This blog is authored by Mohamed Afifi Ibrahim, Principal Machine Learning Engineer at Barracuda Networks.
74% of organizations globally have fallen victim to a phishing attack. Barracuda Networks is a global leader in security, application delivery and data protection solutions, helping customers fight phishing attacks at scale. Barracuda has built a powerful artificial intelligence engine that uses behavioral analysis to detect attacks to keep malicious actors at bay.
Handling phishing emails is difficult due to the sophistication attackers use in creating malicious emails nowadays. Barracuda Networks uses machine learning to assess and identify malicious messages and protect their customers.
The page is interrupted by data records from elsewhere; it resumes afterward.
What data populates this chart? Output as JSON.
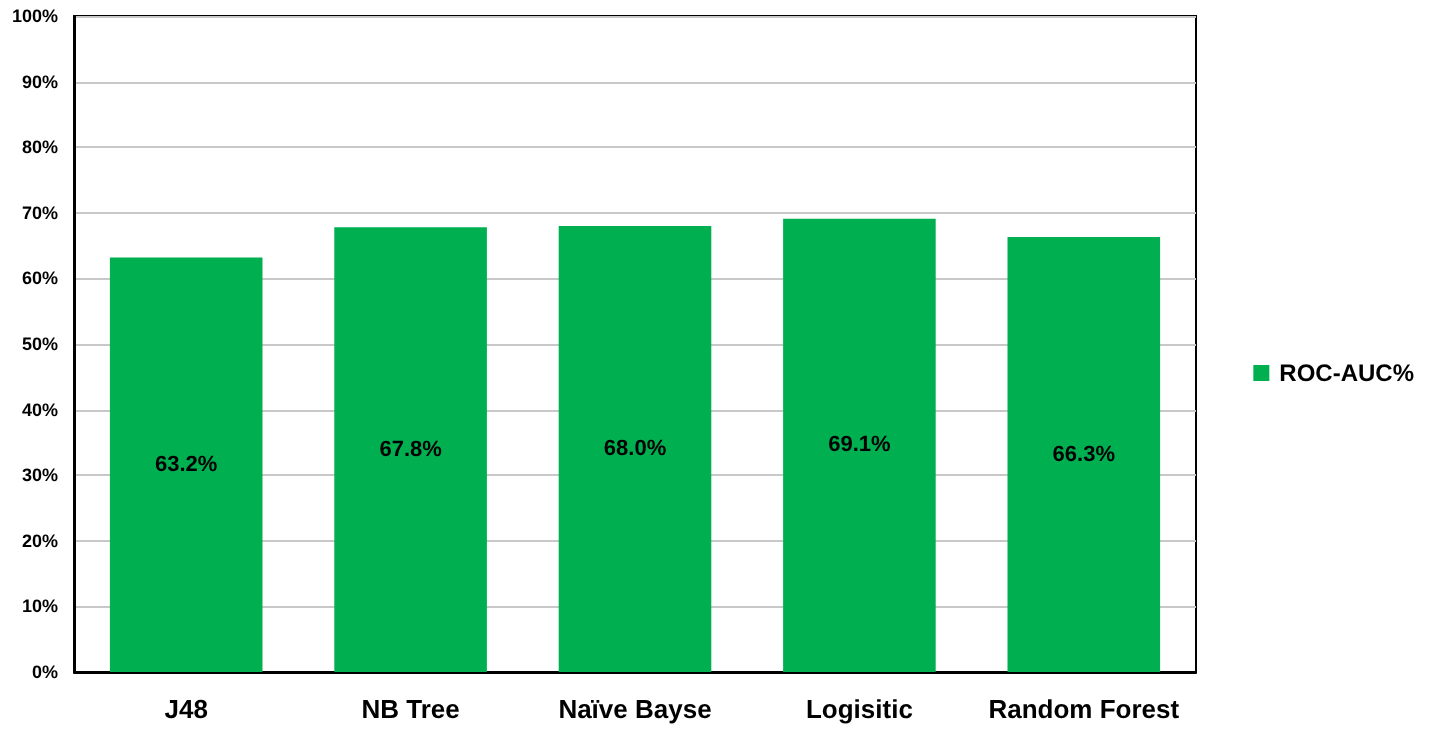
{
  "chart_data": {
    "type": "bar",
    "categories": [
      "J48",
      "NB Tree",
      "Naïve Bayse",
      "Logisitic",
      "Random Forest"
    ],
    "series": [
      {
        "name": "ROC-AUC%",
        "color": "#00b050",
        "values": [
          63.2,
          67.8,
          68.0,
          69.1,
          66.3
        ],
        "value_labels": [
          "63.2%",
          "67.8%",
          "68.0%",
          "69.1%",
          "66.3%"
        ]
      }
    ],
    "ylim": [
      0,
      100
    ],
    "yticks": [
      {
        "value": 0,
        "label": "0%"
      },
      {
        "value": 10,
        "label": "10%"
      },
      {
        "value": 20,
        "label": "20%"
      },
      {
        "value": 30,
        "label": "30%"
      },
      {
        "value": 40,
        "label": "40%"
      },
      {
        "value": 50,
        "label": "50%"
      },
      {
        "value": 60,
        "label": "60%"
      },
      {
        "value": 70,
        "label": "70%"
      },
      {
        "value": 80,
        "label": "80%"
      },
      {
        "value": 90,
        "label": "90%"
      },
      {
        "value": 100,
        "label": "100%"
      }
    ],
    "grid": true,
    "legend": "right"
  }
}
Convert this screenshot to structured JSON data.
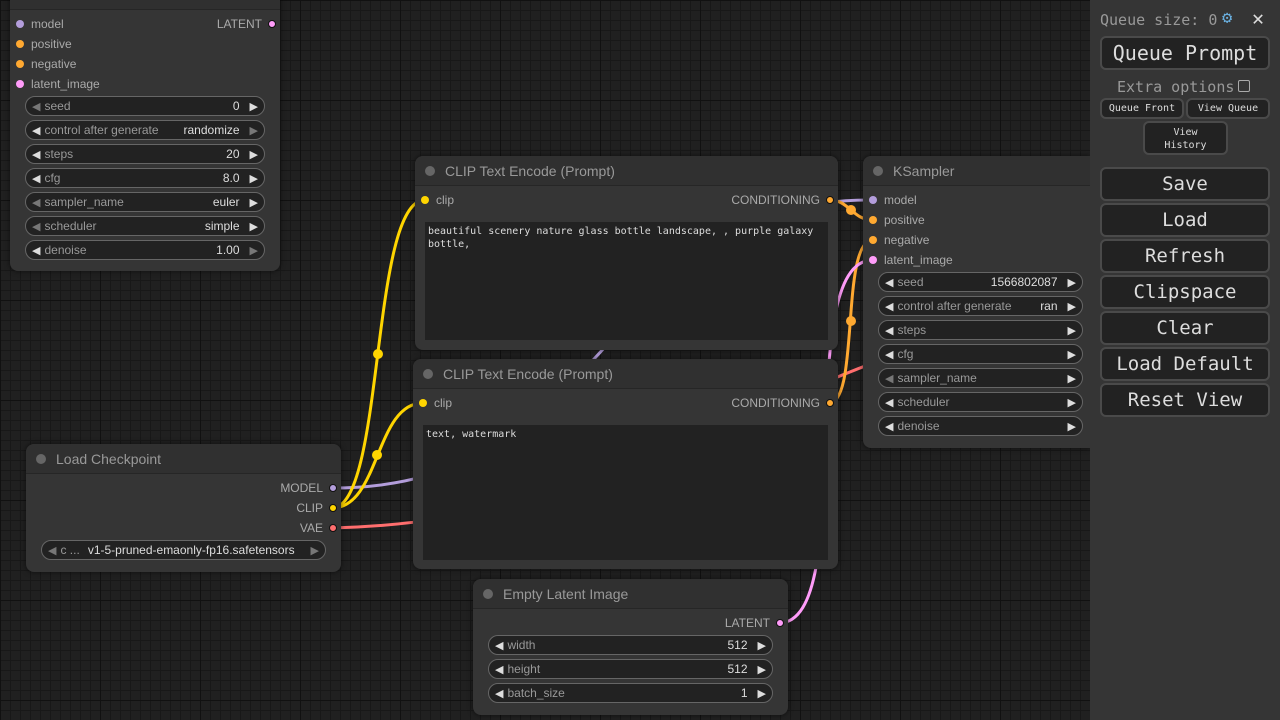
{
  "nodes": {
    "ksampler_left": {
      "inputs": [
        "model",
        "positive",
        "negative",
        "latent_image"
      ],
      "output": "LATENT",
      "widgets": [
        {
          "label": "seed",
          "value": "0"
        },
        {
          "label": "control after generate",
          "value": "randomize"
        },
        {
          "label": "steps",
          "value": "20"
        },
        {
          "label": "cfg",
          "value": "8.0"
        },
        {
          "label": "sampler_name",
          "value": "euler"
        },
        {
          "label": "scheduler",
          "value": "simple"
        },
        {
          "label": "denoise",
          "value": "1.00"
        }
      ]
    },
    "clip_pos": {
      "title": "CLIP Text Encode (Prompt)",
      "input": "clip",
      "output": "CONDITIONING",
      "text": "beautiful scenery nature glass bottle landscape, , purple galaxy bottle,"
    },
    "clip_neg": {
      "title": "CLIP Text Encode (Prompt)",
      "input": "clip",
      "output": "CONDITIONING",
      "text": "text, watermark"
    },
    "checkpoint": {
      "title": "Load Checkpoint",
      "outputs": [
        "MODEL",
        "CLIP",
        "VAE"
      ],
      "widget": {
        "label": "c ...",
        "value": "v1-5-pruned-emaonly-fp16.safetensors"
      }
    },
    "latent": {
      "title": "Empty Latent Image",
      "output": "LATENT",
      "widgets": [
        {
          "label": "width",
          "value": "512"
        },
        {
          "label": "height",
          "value": "512"
        },
        {
          "label": "batch_size",
          "value": "1"
        }
      ]
    },
    "ksampler": {
      "title": "KSampler",
      "inputs": [
        "model",
        "positive",
        "negative",
        "latent_image"
      ],
      "widgets": [
        {
          "label": "seed",
          "value": "1566802087"
        },
        {
          "label": "control after generate",
          "value": "ran"
        },
        {
          "label": "steps",
          "value": ""
        },
        {
          "label": "cfg",
          "value": ""
        },
        {
          "label": "sampler_name",
          "value": ""
        },
        {
          "label": "scheduler",
          "value": ""
        },
        {
          "label": "denoise",
          "value": ""
        }
      ]
    }
  },
  "panel": {
    "queue_size": "Queue size: 0",
    "queue_prompt": "Queue Prompt",
    "extra_options": "Extra options",
    "queue_front": "Queue Front",
    "view_queue": "View Queue",
    "view_history": "View History",
    "buttons": [
      "Save",
      "Load",
      "Refresh",
      "Clipspace",
      "Clear",
      "Load Default",
      "Reset View"
    ]
  },
  "colors": {
    "model": "#b39ddb",
    "clip": "#ffd500",
    "conditioning": "#ffa931",
    "latent": "#ff9cf9",
    "vae": "#ff6e6e"
  }
}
Using ML on the Databricks Lakehouse Platform, the Barracuda team has been able to move much faster and is now blocking tens of thousands of malicious emails daily from reaching millions of mailboxes across thousands of customers.
Providing Comprehensive Email Security Protection
The Barracuda team is dedicated to detecting phishing attacks and providing customer security. They achieve this by working on top of Microsoft Office 365 and analyzing the email stream for any possible threats. If an attack is detected, it is immediately removed from the mailbox before users can see it.
One of the key products that Barracuda offers is impersonation protection. Impersonation occurs when malicious actors disguise their messages as coming from an official source, such as a known executive or service. Attackers can utilize this attack to access confidential information, posing a significant risk to individuals and organizations alike.
Impersonation protection is focused on deterring targeted phishing attacks. Such attempts are not sent in vast quantities, unlike spam emails. To send a targeted attack, the attacker must have personal details about the recipient to customize it, such as their profession or field of work. To identify and block impersonation phishing attacks, the team had to build a set of classification models and deploy them into production for our users.
Difficulties with Feature Engineering
In order to properly train our AI models to detect phishing and impersonation attacks, Barracuda needed to utilize the right data and do feature engineering on top of that data. The data included email text, which could be a signal of a phishing attack, and statistical data, such as email sender detail. For example, if a user receives an invoice email from someone who hasn’t sent a similar email over the last few months, this could signal a risk of a phishing attack. Before the Databricks integration, building features was more difficult with the labeled data spread over multiple months, particularly with the statistical features. Additionally, keeping track of the features when our data set grew in size is challenging.
Our team kept the code and model separate and had to duplicate research code for the production environment, which took time and energy. We would first pass each incoming email through the preprocessing code and then pass the preprocessed emails to the model for inferencing.
Barracuda Finds Success Using Databricks
The Barracuda team leveraged machine learning on the Databricks Lakehouse Platform, specifically using the Databricks Feature Store and Managed MLflow, to improve the ML process and deploy better quality models faster.
The Databricks Feature Store serves as the single repository for all of the features used by the Barracuda team.In order to create and maintain statistical features that are constantly updated with fresh batches of incoming emails, labeled data was employed in feature engineering. Because Feature Store is built on top of Delta, there is no extra processing required to convert labeled data to features, and the features remain current.Features are kept in an offline repository, and snapshots of this information are then released online for use in online inferencing. Additionally, by integrating Databricks Feature Store with MLflow, these features can be readily called from the models in MLflow, and the model can obtain the feature concurrently with the feature retrieval when the e-mail comes through for inferencing.
Faster Machine Learning Operations
The other advantage is managing all the machine learning models in MLflow. With MLflow, the team can move all the code inside the model , therefore, can just let the mail go through the model for inferencing instead of preprocessing through code as was being done before, making it simpler and simpler faster to infer. By using MLflow, Barracuda team is able to build fully self-packaged models. This capability greatly reduces the time the team spends developing ML models.
Higher Detection Rate
With Databricks, the team has more time and more computations – enabling them to publish a new table frequently in Delta, update the features every day, and use these to tell whether an incoming email is an attack or not. This results in higher accuracy in detecting phishing attacks and improves customer protection and satisfaction.
With the help of Databricks, Barracuda protects users from email attacks worldwide. Each day the team blocks tens of thousands of malicious emails from reaching customers’ mailboxes. The team is looking forward to continuing to implement new Databricks features to enhance our customers’ experience further.